Truk Sumbu 3 Dilarang Lewat Pemalang-Batang: Rugi Ratusan Miliar dan 500 Orang Terancam PHK

Minggu, 01/06/2025 11:10 WIB | Ade Nugroho
Truk Sumbu 3 Dilarang Lewat Pemalang-Batang: Rugi Ratusan Miliar dan 500 Orang Terancam PHK
Truk Sumbu 3 Dilarang Lewat Pemalang-Batang: Rugi Ratusan Miliar dan 500 Orang Terancam PHK

mobilinanews (Jakarta) -  Larangan melintas bagi truk sumbu tiga atau lebih di jalur nasional Pemalang-Batang mulai 1 Mei 2025 menjadi sorotan tajam para pelaku usaha logistik. Kebijakan yang diatur dalam Surat Dirjen Perhubungan Darat Nomor AJ.903/1/5/DRJD/2025 serta diperkuat oleh surat Kepala Dinas Perhubungan Kabupaten Pekalongan, menuai banyak protes. Salah satunya datang dari Asosiasi Pengusaha Truk Indonesia (APTRINDO) yang menganggap aturan ini bukan hanya merugikan secara ekonomi tapi juga mengancam stabilitas sosial di daerah tersebut.

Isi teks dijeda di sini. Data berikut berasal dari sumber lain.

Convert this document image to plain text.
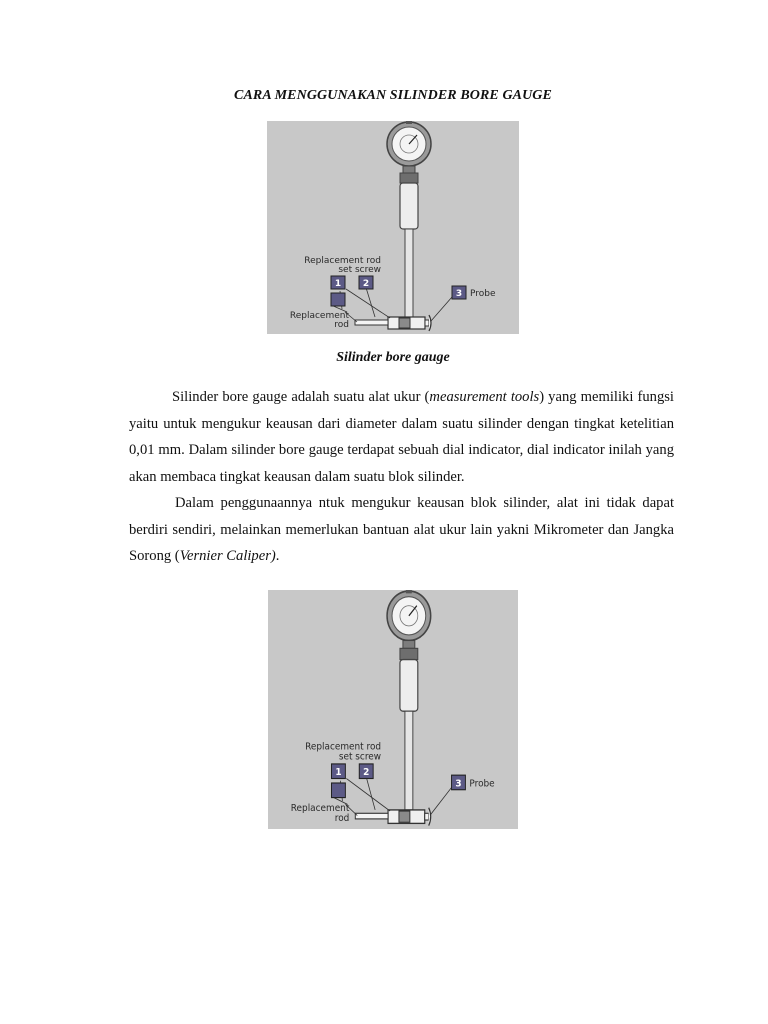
CARA MENGGUNAKAN SILINDER BORE GAUGE
Replacement rod
set screw
Replacement
rod
Probe
1 2
3
Silinder bore gauge

Silinder bore gauge adalah suatu alat ukur (measurement tools) yang memiliki fungsi yaitu untuk mengukur keausan dari diameter dalam suatu silinder dengan tingkat ketelitian 0,01 mm. Dalam silinder bore gauge terdapat sebuah dial indicator, dial indicator inilah yang akan membaca tingkat keausan dalam suatu blok silinder.

Dalam penggunaannya ntuk mengukur keausan blok silinder, alat ini tidak dapat berdiri sendiri, melainkan memerlukan bantuan alat ukur lain yakni Mikrometer dan Jangka Sorong (Vernier Caliper).

Replacement rod
set screw
Replacement
rod
Probe
1 2
3
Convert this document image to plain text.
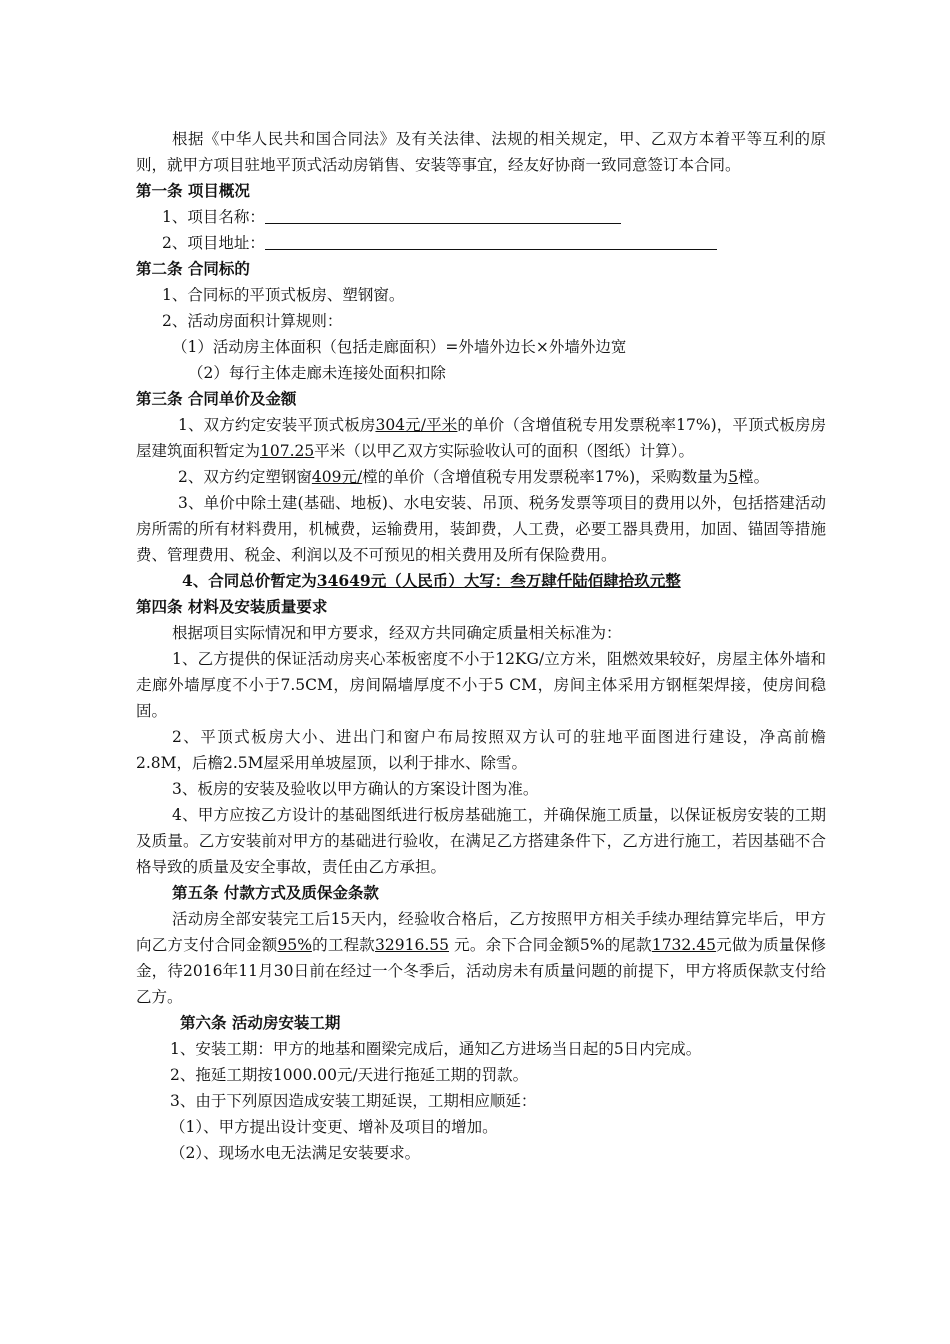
根据《中华人民共和国合同法》及有关法律、法规的相关规定，甲、乙双方本着平等互利的原则，就甲方项目驻地平顶式活动房销售、安装等事宜，经友好协商一致同意签订本合同。

第一条 项目概况

1、项目名称：

2、项目地址：

第二条 合同标的

1、合同标的平顶式板房、塑钢窗。

2、活动房面积计算规则：

（1）活动房主体面积（包括走廊面积）=外墙外边长×外墙外边宽

（2）每行主体走廊未连接处面积扣除

第三条 合同单价及金额

1、双方约定安装平顶式板房304元/平米的单价（含增值税专用发票税率17%)，平顶式板房房屋建筑面积暂定为107.25平米（以甲乙双方实际验收认可的面积（图纸）计算）。

2、双方约定塑钢窗409元/樘的单价（含增值税专用发票税率17%)，采购数量为5樘。

3、单价中除土建(基础、地板)、水电安装、吊顶、税务发票等项目的费用以外，包括搭建活动房所需的所有材料费用，机械费，运输费用，装卸费，人工费，必要工器具费用，加固、锚固等措施费、管理费用、税金、利润以及不可预见的相关费用及所有保险费用。

4、合同总价暂定为34649元（人民币）大写：叁万肆仟陆佰肆拾玖元整

第四条 材料及安装质量要求

根据项目实际情况和甲方要求，经双方共同确定质量相关标准为：

1、乙方提供的保证活动房夹心苯板密度不小于12KG/立方米，阻燃效果较好，房屋主体外墙和走廊外墙厚度不小于7.5CM，房间隔墙厚度不小于5 CM，房间主体采用方钢框架焊接，使房间稳固。

2、平顶式板房大小、进出门和窗户布局按照双方认可的驻地平面图进行建设，净高前檐2.8M，后檐2.5M屋采用单坡屋顶，以利于排水、除雪。

3、板房的安装及验收以甲方确认的方案设计图为准。

4、甲方应按乙方设计的基础图纸进行板房基础施工，并确保施工质量，以保证板房安装的工期及质量。乙方安装前对甲方的基础进行验收，在满足乙方搭建条件下，乙方进行施工，若因基础不合格导致的质量及安全事故，责任由乙方承担。

第五条 付款方式及质保金条款

活动房全部安装完工后15天内，经验收合格后，乙方按照甲方相关手续办理结算完毕后，甲方向乙方支付合同金额95%的工程款32916.55 元。余下合同金额5%的尾款1732.45元做为质量保修金，待2016年11月30日前在经过一个冬季后，活动房未有质量问题的前提下，甲方将质保款支付给乙方。

第六条 活动房安装工期

1、安装工期：甲方的地基和圈梁完成后，通知乙方进场当日起的5日内完成。

2、拖延工期按1000.00元/天进行拖延工期的罚款。

3、由于下列原因造成安装工期延误，工期相应顺延：

（1）、甲方提出设计变更、增补及项目的增加。

（2）、现场水电无法满足安装要求。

Beban Logistik Meningkat Tajam

Larangan melintas selama 24 jam bagi truk sumbu tiga atau lebih dinilai akan mengerek biaya logistik secara signifikan. Berdasarkan data APTRINDO, rata-rata 3.000 truk melintasi jalur Pemalang-Batang setiap harinya. Dengan diberlakukannya larangan ini, para pengusaha harus mengalihkan rute ke jalan tol, yang otomatis meningkatkan biaya operasional.

Perjalanan yang sebelumnya dapat ditempuh lewat jalur nasional kini harus dialihkan ke jalan tol yang lebih panjang. Hal ini berdampak pada naiknya biaya tol rata-rata sebesar Rp150.000 per truk untuk satu kali perjalanan. Ditambah lagi dengan beban perawatan kendaraan seperti ban dan spare parts yang juga naik sekitar Rp150.000. Maka total biaya tambahan yang harus ditanggung oleh operator angkutan barang mencapai Rp300.000 per kendaraan per hari.

Kerugian Ratusan Miliar dan Ancaman PHK

Dengan 3.000 truk terdampak setiap hari, kerugian ekonomi akibat kebijakan ini mencapai Rp900 juta per hari. Jika dikalkulasikan selama satu bulan, kerugiannya bisa mencapai Rp27 miliar dan dalam setahun mencapai angka fantastis Rp324 miliar. Angka tersebut belum memperhitungkan biaya lain seperti kenaikan harga ban, suku cadang, serta risiko kecelakaan di rute alternatif yang lebih padat.

Tak hanya soal angka, dampak kebijakan ini juga merembet ke sisi sosial. APTRINDO memperkirakan potensi Pemutusan Hubungan Kerja (PHK) terhadap 500 hingga 1.000 pekerja di sektor transportasi. Sopir, kernet, mekanik, dan tenaga penunjang lainnya kini berada dalam ancaman nyata kehilangan pekerjaan. Ini tentu menambah tekanan terhadap tingkat pengangguran yang masih tinggi pasca pandemi.

Perekonomian Lokal Tersendat

Efek domino dari larangan ini juga dirasakan langsung oleh pelaku usaha kecil di sepanjang jalur nasional Pemalang-Batang. Warung makan, bengkel pinggir jalan, toko ban, dan SPBU yang selama ini menggantungkan penghasilan dari arus kendaraan logistik diprediksi akan kehilangan pelanggan utama. Tidak sedikit UMKM yang sudah mulai merasakan penurunan omzet sejak awal Mei lalu.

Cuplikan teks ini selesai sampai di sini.